There is no formal DOJ Title III technical standard for websites. In practice, courts, the DOJ in its 2022 web accessibility guidance, and plaintiffs all apply WCAG 2.1 Level AA as the benchmark. That standard is 50 success criteria across the POUR principles.

2025 Title III enforcement landscape

  • 8,667 total Title III federal lawsuits in 2025 (Seyfarth Shaw, March 2026).
  • 3,117 website accessibility lawsuits — 36% of all Title III filings — a 27% YoY increase.
  • ~95% of sued companies settle rather than litigate (UsableNet).
  • 22.64% of sued sites had an overlay widget at time of suit (EcomBack H1 2025).
  • See /laws/lawsuit-statistics-2025 for the full dataset, including state and industry breakdowns.

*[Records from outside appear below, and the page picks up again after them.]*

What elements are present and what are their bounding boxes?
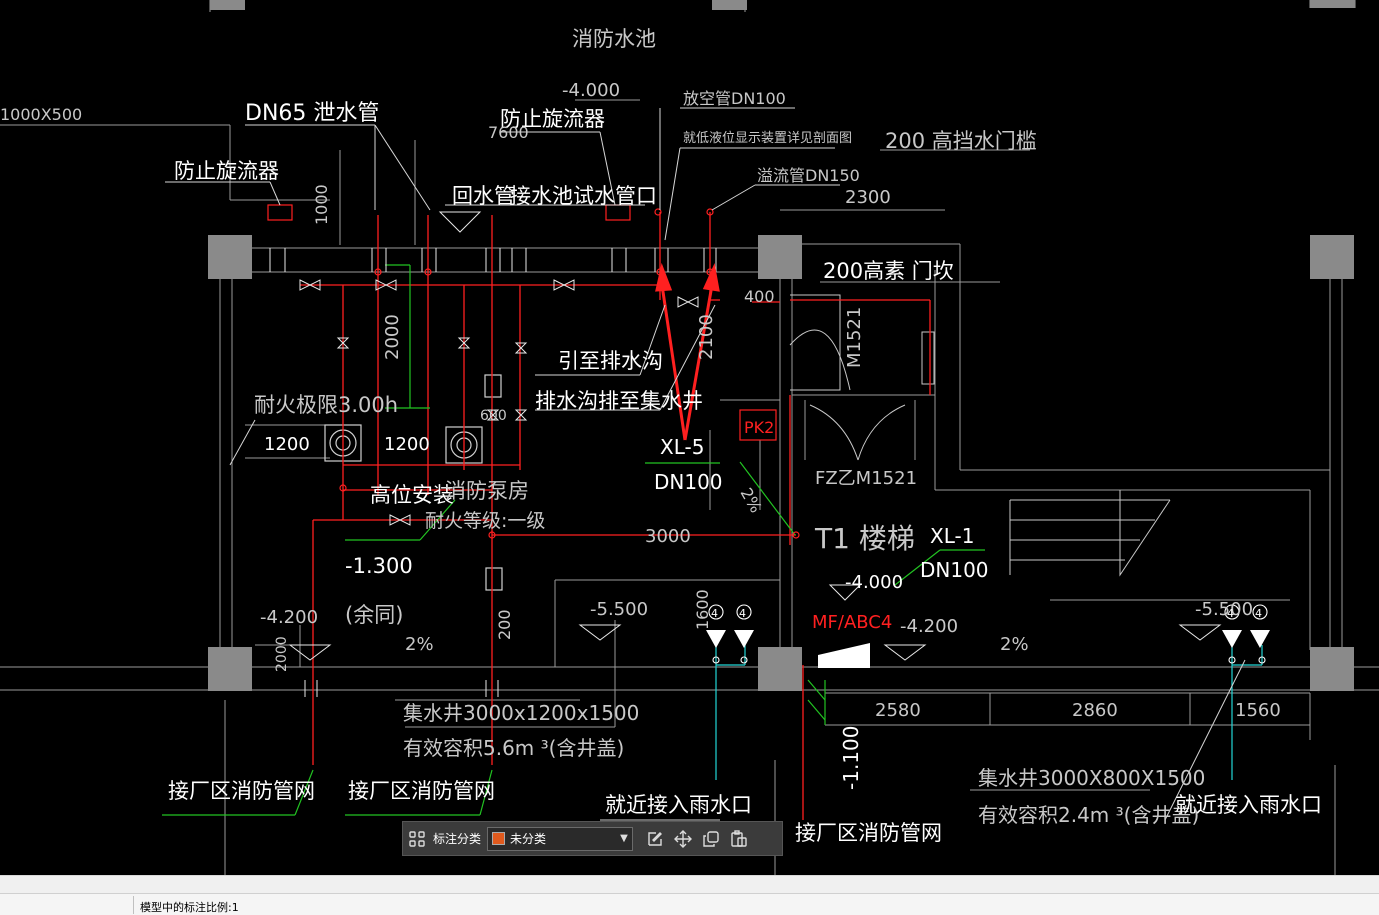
status-separator — [133, 896, 134, 914]
same-note: (余同) — [345, 603, 403, 627]
copy-icon[interactable] — [697, 825, 725, 853]
category-color-swatch — [492, 832, 506, 845]
dim-1200-a: 1200 — [264, 434, 310, 455]
dn100-label-b: DN100 — [920, 558, 989, 582]
xl1-label: XL-1 — [930, 524, 974, 548]
status-bar: 模型中的标注比例:1 — [0, 893, 1379, 915]
elev-4200-a: -4.200 — [260, 607, 318, 628]
dim-2000-b: 2000 — [274, 636, 290, 672]
edit-icon[interactable] — [641, 825, 669, 853]
m1521-label: M1521 — [844, 307, 865, 368]
fire-limit-label: 耐火极限3.00h — [254, 393, 398, 417]
dim-2580: 2580 — [875, 700, 921, 721]
dim-400: 400 — [744, 287, 775, 306]
dim-3000: 3000 — [645, 526, 691, 547]
slope-vertical: 2% — [737, 485, 766, 516]
xl5-label: XL-5 — [660, 435, 704, 459]
elev-top-label: -4.000 — [562, 80, 620, 101]
net-label-2: 接厂区消防管网 — [348, 779, 495, 803]
to-drain-label: 引至排水沟 — [558, 349, 663, 373]
dim-1000: 1000 — [312, 184, 331, 225]
dim-7600: 7600 — [488, 123, 529, 142]
elev-1300: -1.300 — [345, 554, 413, 578]
drain-pit-label: 排水沟排至集水井 — [535, 389, 703, 413]
rain-label-1: 就近接入雨水口 — [605, 793, 752, 817]
dim-1200-b: 1200 — [384, 434, 430, 455]
slope-1: 2% — [405, 634, 434, 655]
pit-2-label: 集水井3000X800X1500 — [978, 766, 1205, 790]
gauge-label: 就低液位显示装置详见剖面图 — [683, 131, 852, 146]
elev-5500-a: -5.500 — [590, 599, 648, 620]
command-line-strip[interactable] — [0, 875, 1379, 893]
dim-2860: 2860 — [1072, 700, 1118, 721]
overflow-label: 溢流管DN150 — [757, 166, 860, 185]
high-mount-label: 高位安装 — [370, 483, 454, 507]
extinguisher-label: MF/ABC4 — [812, 612, 892, 633]
dn65-label: DN65 泄水管 — [245, 101, 379, 126]
dim-200: 200 — [495, 609, 514, 640]
annotation-category-label: 标注分类 — [433, 832, 482, 846]
dn100-label-a: DN100 — [654, 470, 723, 494]
tag-4-d: 4 — [1255, 607, 1262, 620]
dim-600: 600 — [480, 408, 507, 424]
pump-room-label: 消防泵房 — [445, 479, 529, 503]
tag-4-a: 4 — [711, 607, 718, 620]
fire-grade-label: 耐火等级:一级 — [425, 510, 545, 532]
vol-2-label: 有效容积2.4m ³(含井盖) — [978, 803, 1199, 827]
net-label-1: 接厂区消防管网 — [168, 779, 315, 803]
elev-4200-b: -4.200 — [900, 616, 958, 637]
pool-label: 消防水池 — [572, 27, 656, 51]
annotation-scale-text: 模型中的标注比例:1 — [140, 901, 239, 914]
cad-drawing-canvas[interactable]: 消防水池 -4.000 放空管DN100 就低液位显示装置详见剖面图 DN65 … — [0, 0, 1379, 875]
dim-1600: 1600 — [693, 589, 712, 630]
fz-door-label: FZ乙M1521 — [815, 468, 917, 489]
vent-label: 放空管DN100 — [683, 89, 786, 108]
red-pipes — [300, 212, 931, 820]
tag-4-b: 4 — [739, 607, 746, 620]
dim-2000: 2000 — [382, 314, 403, 360]
vol-1-label: 有效容积5.6m ³(含井盖) — [403, 736, 624, 760]
net-label-3: 接厂区消防管网 — [795, 821, 942, 845]
dim-2300: 2300 — [845, 187, 891, 208]
rain-label-2: 就近接入雨水口 — [1175, 793, 1322, 817]
move-icon[interactable] — [669, 825, 697, 853]
pk2-label: PK2 — [744, 418, 774, 437]
dim-2100: 2100 — [696, 314, 717, 360]
test-pipe-label: 接水池试水管口 — [510, 184, 657, 208]
dim-1560: 1560 — [1235, 700, 1281, 721]
return-pipe-label: 回水管 — [452, 184, 515, 208]
text-labels: 消防水池 -4.000 放空管DN100 就低液位显示装置详见剖面图 DN65 … — [0, 27, 1322, 845]
slope-2: 2% — [1000, 634, 1029, 655]
door-200-label: 200高素 门坎 — [823, 259, 954, 283]
stairs-label: T1 楼梯 — [814, 522, 915, 555]
elev-4000: -4.000 — [845, 572, 903, 593]
grid-icon[interactable] — [403, 825, 431, 853]
category-value: 未分类 — [510, 832, 547, 846]
annotation-toolbar: 标注分类 未分类 ▼ — [402, 821, 783, 856]
category-select[interactable]: 未分类 ▼ — [487, 826, 634, 851]
pit-1-label: 集水井3000x1200x1500 — [403, 701, 639, 725]
paste-icon[interactable] — [725, 825, 753, 853]
door-sill-label: 200 高挡水门槛 — [885, 129, 1037, 153]
vortex-label-1: 防止旋流器 — [174, 159, 279, 183]
elev-5500-b: -5.500 — [1195, 599, 1253, 620]
tag-4-c: 4 — [1227, 607, 1234, 620]
elev-1100: -1.100 — [839, 726, 863, 790]
chevron-down-icon: ▼ — [620, 833, 628, 844]
size-left: 1000X500 — [0, 105, 82, 124]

Official source: ada.gov — Title III

FAQ

Does ADA Title III apply to websites?
Yes in most U.S. circuits. The Ninth Circuit's 2019 ruling in Robles v. Domino's Pizza established that Title III's public accommodation provisions cover websites and mobile apps tied to a physical business. The Supreme Court declined to review the case in October 2019, leaving Robles as binding precedent in the 9th Circuit and persuasive elsewhere. The Eleventh Circuit's Gil v. Winn-Dixie ruling (2021) reached the opposite conclusion, creating a circuit split.
What technical standard does Title III require?
There is no formal DOJ technical standard for Title III websites. Courts and the DOJ consistently apply WCAG 2.1 Level AA as the operative benchmark. The DOJ's 2022 web accessibility guidance reinforced that WCAG 2.1 AA is the standard the agency uses to evaluate Title III website complaints.
How many ADA Title III website lawsuits were filed in 2025?
Seyfarth Shaw's 2025 ADA Title III Lawsuit Tracker reports 8,667 total Title III federal lawsuits — and 3,117 of those (36%) were website accessibility cases. That is a 27% increase over 2024's 2,452 website cases. EcomBack reported H1 2025 digital filings up 37% YoY.
What states see the most ADA website lawsuits?
In 2025 federal data: New York (1,021), Florida (961), Illinois (585), Minnesota (162), Pennsylvania (137). California's federal website-only number (4) dramatically understates exposure — plaintiffs have shifted to state court under the Unruh Civil Rights Act ($4,000 per violation, no actual damages required).